I think the relevant class that would have to be updated is here: disk-objectstore/disk_objectstore/utils.py at 73f14e3953c276268b7f7395ad385e693798e247 · aiidateam/disk-objectstore · GitHub ? Which seems to be a separate project. So PRs to two different projects would then be needed.

Maybe one idea would be to pass on all attribute lookups that are not directly implemented by the class to the underlying file-handle? They do something similar in sisl: sisl/src/sisl/io/sile.py at abce28681dc40f99371d932738820380691b6fa4 · zerothi/sisl · GitHub

Oh we cross-posted :slight_smile:
I think the issue is that the disk-objectstore LazyOpener does not “proxy” those attributes. We should indeed do it - I think it’s for now OK for you to do it, but I would add the methods to disk-objectstore/disk_objectstore/utils.py at 73f14e3953c276268b7f7395ad385e693798e247 · aiidateam/disk-objectstore · GitHub
And hopefully this fixes the problem. Anyone willing to take care of coordinating this set of PRs?

Yes, sorry. I have been adding more information to my previous replies a bit erratically :sweat_smile:

I think the issue is that the disk-objectstore LazyOpener does not “proxy” those attributes. We should indeed do it - I think it’s for now OK for you to do it, but I would add the methods to disk-objectstore/disk_objectstore/utils.py at 73f14e3953c276268b7f7395ad385e693798e247 · aiidateam/disk-objectstore · GitHub

Is it enough to add them to the LazyOpener? For my particular case I actually have a PackedObjectReader (probably because the file in question was packed into a pack file during a regular storage maintain?).

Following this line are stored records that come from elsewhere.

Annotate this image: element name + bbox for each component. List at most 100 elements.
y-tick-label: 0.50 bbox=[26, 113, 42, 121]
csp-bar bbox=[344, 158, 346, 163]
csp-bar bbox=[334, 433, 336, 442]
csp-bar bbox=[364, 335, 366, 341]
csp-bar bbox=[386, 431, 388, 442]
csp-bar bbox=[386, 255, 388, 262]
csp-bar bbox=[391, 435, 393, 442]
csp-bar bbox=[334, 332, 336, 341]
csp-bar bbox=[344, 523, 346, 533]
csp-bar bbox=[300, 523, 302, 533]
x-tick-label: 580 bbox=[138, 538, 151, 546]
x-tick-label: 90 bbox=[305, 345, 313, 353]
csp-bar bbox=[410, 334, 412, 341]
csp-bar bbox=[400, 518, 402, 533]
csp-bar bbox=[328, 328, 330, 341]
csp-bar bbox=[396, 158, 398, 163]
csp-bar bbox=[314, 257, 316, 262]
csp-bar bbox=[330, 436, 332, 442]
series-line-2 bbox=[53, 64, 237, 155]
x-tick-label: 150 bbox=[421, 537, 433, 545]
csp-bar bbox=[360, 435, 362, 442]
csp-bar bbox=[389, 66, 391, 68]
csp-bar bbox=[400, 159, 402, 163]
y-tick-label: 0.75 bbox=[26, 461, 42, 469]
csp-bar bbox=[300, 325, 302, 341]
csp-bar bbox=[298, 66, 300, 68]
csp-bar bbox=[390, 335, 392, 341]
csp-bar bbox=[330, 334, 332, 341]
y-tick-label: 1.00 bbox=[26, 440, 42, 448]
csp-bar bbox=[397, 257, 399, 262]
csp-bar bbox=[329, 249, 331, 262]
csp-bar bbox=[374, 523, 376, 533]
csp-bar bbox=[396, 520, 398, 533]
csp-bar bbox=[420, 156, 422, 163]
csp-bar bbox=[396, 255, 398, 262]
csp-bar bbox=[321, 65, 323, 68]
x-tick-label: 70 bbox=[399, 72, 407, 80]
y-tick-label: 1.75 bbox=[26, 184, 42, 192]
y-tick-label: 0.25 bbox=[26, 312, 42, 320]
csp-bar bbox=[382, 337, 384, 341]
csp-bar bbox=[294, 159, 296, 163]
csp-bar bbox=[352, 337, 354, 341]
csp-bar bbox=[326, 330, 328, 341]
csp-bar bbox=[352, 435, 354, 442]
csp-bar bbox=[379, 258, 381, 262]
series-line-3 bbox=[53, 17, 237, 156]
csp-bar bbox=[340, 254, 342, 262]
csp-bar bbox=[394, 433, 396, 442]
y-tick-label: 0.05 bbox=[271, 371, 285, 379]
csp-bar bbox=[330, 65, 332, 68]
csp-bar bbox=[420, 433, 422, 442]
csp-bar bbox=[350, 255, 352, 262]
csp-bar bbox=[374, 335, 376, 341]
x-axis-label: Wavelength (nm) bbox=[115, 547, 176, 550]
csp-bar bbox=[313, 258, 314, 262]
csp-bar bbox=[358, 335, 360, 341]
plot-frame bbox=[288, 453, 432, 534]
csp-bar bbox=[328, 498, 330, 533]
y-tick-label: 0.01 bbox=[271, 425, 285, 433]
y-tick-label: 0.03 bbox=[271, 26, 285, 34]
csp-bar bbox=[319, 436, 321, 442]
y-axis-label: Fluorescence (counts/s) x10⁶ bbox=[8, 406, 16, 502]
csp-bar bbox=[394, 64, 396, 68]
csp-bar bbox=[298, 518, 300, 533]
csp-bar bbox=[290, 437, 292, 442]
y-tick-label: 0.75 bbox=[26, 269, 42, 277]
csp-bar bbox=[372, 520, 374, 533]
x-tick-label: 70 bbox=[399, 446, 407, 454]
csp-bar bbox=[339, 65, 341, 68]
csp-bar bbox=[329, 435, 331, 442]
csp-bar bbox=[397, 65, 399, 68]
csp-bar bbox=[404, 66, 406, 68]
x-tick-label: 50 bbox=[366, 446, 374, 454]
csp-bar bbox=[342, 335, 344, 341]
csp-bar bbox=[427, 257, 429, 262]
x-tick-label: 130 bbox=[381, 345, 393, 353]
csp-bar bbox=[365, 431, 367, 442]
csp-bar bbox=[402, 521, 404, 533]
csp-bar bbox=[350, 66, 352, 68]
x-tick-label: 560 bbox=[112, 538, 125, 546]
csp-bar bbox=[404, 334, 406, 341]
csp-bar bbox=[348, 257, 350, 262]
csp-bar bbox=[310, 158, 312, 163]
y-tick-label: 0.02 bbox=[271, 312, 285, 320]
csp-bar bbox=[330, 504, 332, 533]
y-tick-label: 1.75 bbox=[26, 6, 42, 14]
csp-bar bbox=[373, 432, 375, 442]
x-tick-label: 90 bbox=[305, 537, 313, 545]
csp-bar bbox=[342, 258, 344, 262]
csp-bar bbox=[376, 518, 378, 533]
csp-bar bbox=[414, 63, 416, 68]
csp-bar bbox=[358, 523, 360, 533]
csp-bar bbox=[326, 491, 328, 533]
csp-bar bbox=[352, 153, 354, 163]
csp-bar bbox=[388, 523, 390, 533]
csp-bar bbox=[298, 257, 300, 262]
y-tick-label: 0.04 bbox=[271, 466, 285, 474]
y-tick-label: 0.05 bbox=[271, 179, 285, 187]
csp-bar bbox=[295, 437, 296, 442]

Thanks for the additional info - yes, probably we need to proxy those methods in all relevant classes in the utils.py file of disk-objectstore

@ahkole, thanks for posting this issue and also finding the solution!
I think a more general solution is somehow clear now,

Would you like to open two PRs on aiida-core and disk_objectstore yourself? In that case we can review it :slight_smile:

Hi @ali-khosravi . Yes, I would like to give this a try and open two PRs on aiida-core and disk_objectstore in the coming days.

1 Like

Perfect! looking forward to it :slight_smile:

Hi, I was (finally) able to find some time to try to fix this and I think I got it working. Before creating a PR I wanted to ask a question about a design choice. Right now I’m “proxying” all the missing attributes expected by TextIOWrapper by defining a __getattr__ for LazyOpener and PackedObjectReader, like so

def __getattr__(self, attr) -> Any:
    """For attributes not explicitly defined, return attributes
    of underlying filehandle.
    """
    return getattr(self._fhandle, attr)

with an additional check for LazyOpener that the filehandle exists. Do you think this proxying makes sense for LazyOpener and PackedObjectReader? Or should I only proxy those attributes that are expected by TextIOWrapper and still missing?